Les formations françaises à la programmation informatique sont au top (CodinGame).
Dynamisme de la French Tech, avec une solide performance des levées de fonds en 2016 et 2017.
John Chambers (Cisco) disait en juin 2016 que la France est en pointe dans la numérisation (grâce notamment à l'impulsion du gouvernement).
Taux de création d'entreprise de 10% (Eurostat). 8% aux USA (Census Bureau ; Economic Innovation Group).
Le nombre d'entreprises des secteurs "high tech" a doublé en France entre 2009 et 2014 (Eurostat), seuls les Pays-Bas ayant fait aussi bien parmi les pays développés de l'UE. D'ou la domination française du classement Deloitte Tech Fast 500 EMEA ces dernières années, probablement.
La France remonte pas mal au classement AT Kearney FDI Confidence Index depuis 2012.
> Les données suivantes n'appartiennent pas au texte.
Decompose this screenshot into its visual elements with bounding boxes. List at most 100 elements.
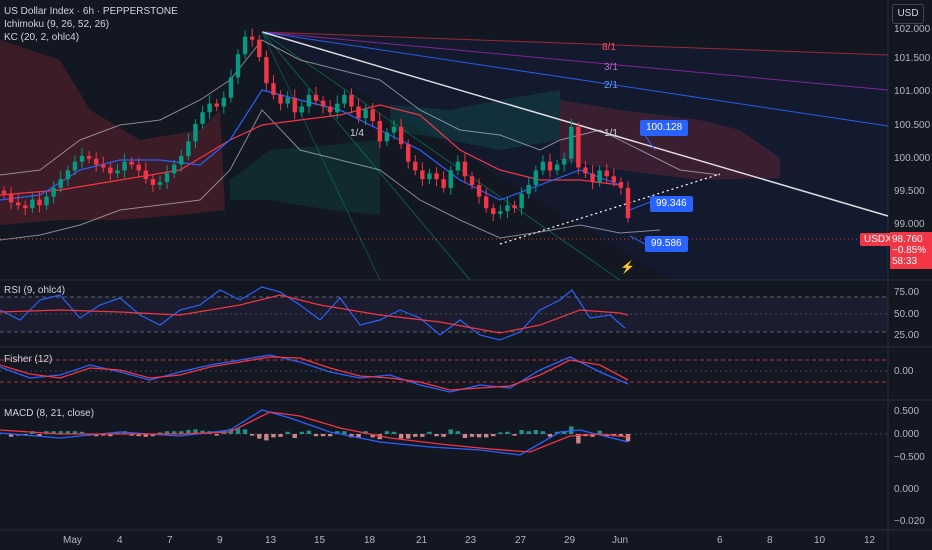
usdx-symbol-tag: USDX [860,233,896,246]
ichimoku-cloud-bull-2 [390,90,560,150]
candle-body [108,167,113,174]
time-label: 4 [117,535,123,546]
callout-99586[interactable]: 99.586 [645,236,688,252]
candle-body [434,173,439,180]
candle-body [540,161,546,171]
price-label: 101.500 [894,53,931,64]
macd-bar [413,434,418,437]
lightning-icon[interactable]: ⚡ [620,260,635,274]
candle-body [349,94,354,107]
candle-body [115,170,120,174]
candle-body [306,94,312,107]
macd-bar [129,434,134,436]
macd-bar [554,431,560,434]
fan-label-1-1: 1/1 [604,128,618,139]
macd-bar [427,431,432,434]
candle-body [625,187,631,219]
macd-bar [505,431,510,434]
price-label: 99.000 [894,219,925,230]
candle-body [427,173,432,180]
macd-bar [391,431,397,434]
candle-body [122,161,127,171]
candle-body [320,100,326,107]
candle-body [15,202,21,206]
candle-body [285,97,290,104]
callout-99346[interactable]: 99.346 [650,196,693,212]
macd-bar [299,431,305,434]
rsi-line [0,286,626,341]
macd-bar [271,434,276,438]
macd-bar [143,434,149,437]
callout-100128[interactable]: 100.128 [640,120,689,136]
time-label: May [63,535,82,546]
macd-bar [157,432,163,434]
indicator-ichimoku[interactable]: Ichimoku (9, 26, 52, 26) [4,19,110,30]
macd-bar [327,434,333,437]
candle-body [342,94,347,104]
macd-bar [164,431,170,434]
candle-body [171,164,177,174]
macd-label: −0.500 [894,452,925,463]
macd-bar [79,431,85,434]
ichimoku-cloud-bear-2 [560,100,780,180]
candle-body [79,155,85,162]
tenkan-line [0,89,621,201]
candle-body [1,190,7,194]
rsi-signal [0,294,629,334]
candle-body [455,161,461,171]
macd-label: 0.000 [894,429,920,440]
candle-body [129,161,134,165]
candle-body [207,103,212,113]
candle-body [483,196,489,209]
kijun-line [0,104,621,196]
macd-bar [37,434,42,437]
time-label: 9 [217,535,223,546]
candle-body [299,106,305,113]
candle-body [136,164,141,171]
candle-body [583,167,588,174]
candle-body [327,106,333,113]
macd-bar [405,434,411,439]
currency-button[interactable]: USD [892,4,924,24]
macd-bar [242,429,248,434]
candle-body [214,103,219,107]
candle-body [569,126,574,159]
macd-bar [200,430,205,434]
fisher-title[interactable]: Fisher (12) [4,354,53,365]
keltner-upper [0,39,721,176]
macd-bar [547,434,553,437]
candle-body [377,121,383,142]
rsi-title[interactable]: RSI (9, ohlc4) [4,285,66,296]
candle-body [278,94,283,104]
macd-bar [150,434,156,437]
macd-bar [576,434,581,444]
time-label: 23 [465,535,477,546]
macd-bar [342,431,347,434]
time-label: 7 [167,535,173,546]
time-label: 18 [364,535,376,546]
macd-bar [179,431,184,434]
candle-body [420,170,425,180]
macd-bar [469,434,475,437]
candle-body [618,182,624,188]
candle-body [597,170,602,183]
candle-body [242,36,248,55]
macd-bar [72,431,78,434]
macd-bar [51,431,56,434]
macd-bar [306,430,312,434]
macd-bar [108,434,113,437]
time-label: 6 [717,535,723,546]
candle-body [58,179,63,188]
macd-bar [434,434,439,437]
candle-body [249,36,255,40]
candle-body [554,164,560,171]
macd-title[interactable]: MACD (8, 21, close) [4,408,95,419]
indicator-kc[interactable]: KC (20, 2, ohlc4) [4,32,80,43]
candle-body [271,83,276,95]
macd-bar [398,434,404,439]
macd-label: 0.000 [894,484,920,495]
macd-label: 0.500 [894,406,920,417]
macd-bar [335,431,340,434]
macd-bar [420,434,425,437]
La France est 1ère de l'étude Eurostat sur les morts évitables (06/2017 et 05/2016), grâce à un très bon système de santé (la formation, l'innovation et le management français doivent y être pour quelque chose ; cf. données ci-dessus). La France devance même la Suisse (sur le ratio morts évitables/morts totales) qui dépense $9700 par tête en Santé contre $5000 chez nous d'après le Bloomberg Healthcare Efficiency Index 2016.
la France est aussi au top sur les morts évitables au niveau mondial : http://www.commonwealthfund.org/publications/press-releases/2011/sep/us-ranks-last-on-preventable-deaths
Financial Times, 2014 : un jeune Anglais a demandé à F. Hollande de décorer les médecins français qui l'ont guéri, ce que n'avait pas su faire le personnel du NHS.
Semble cohérent avec ce que disait l'OMS en 2000 sur le système de santé français.
etc...

la France ne semble pas manquer de travail très qualifié.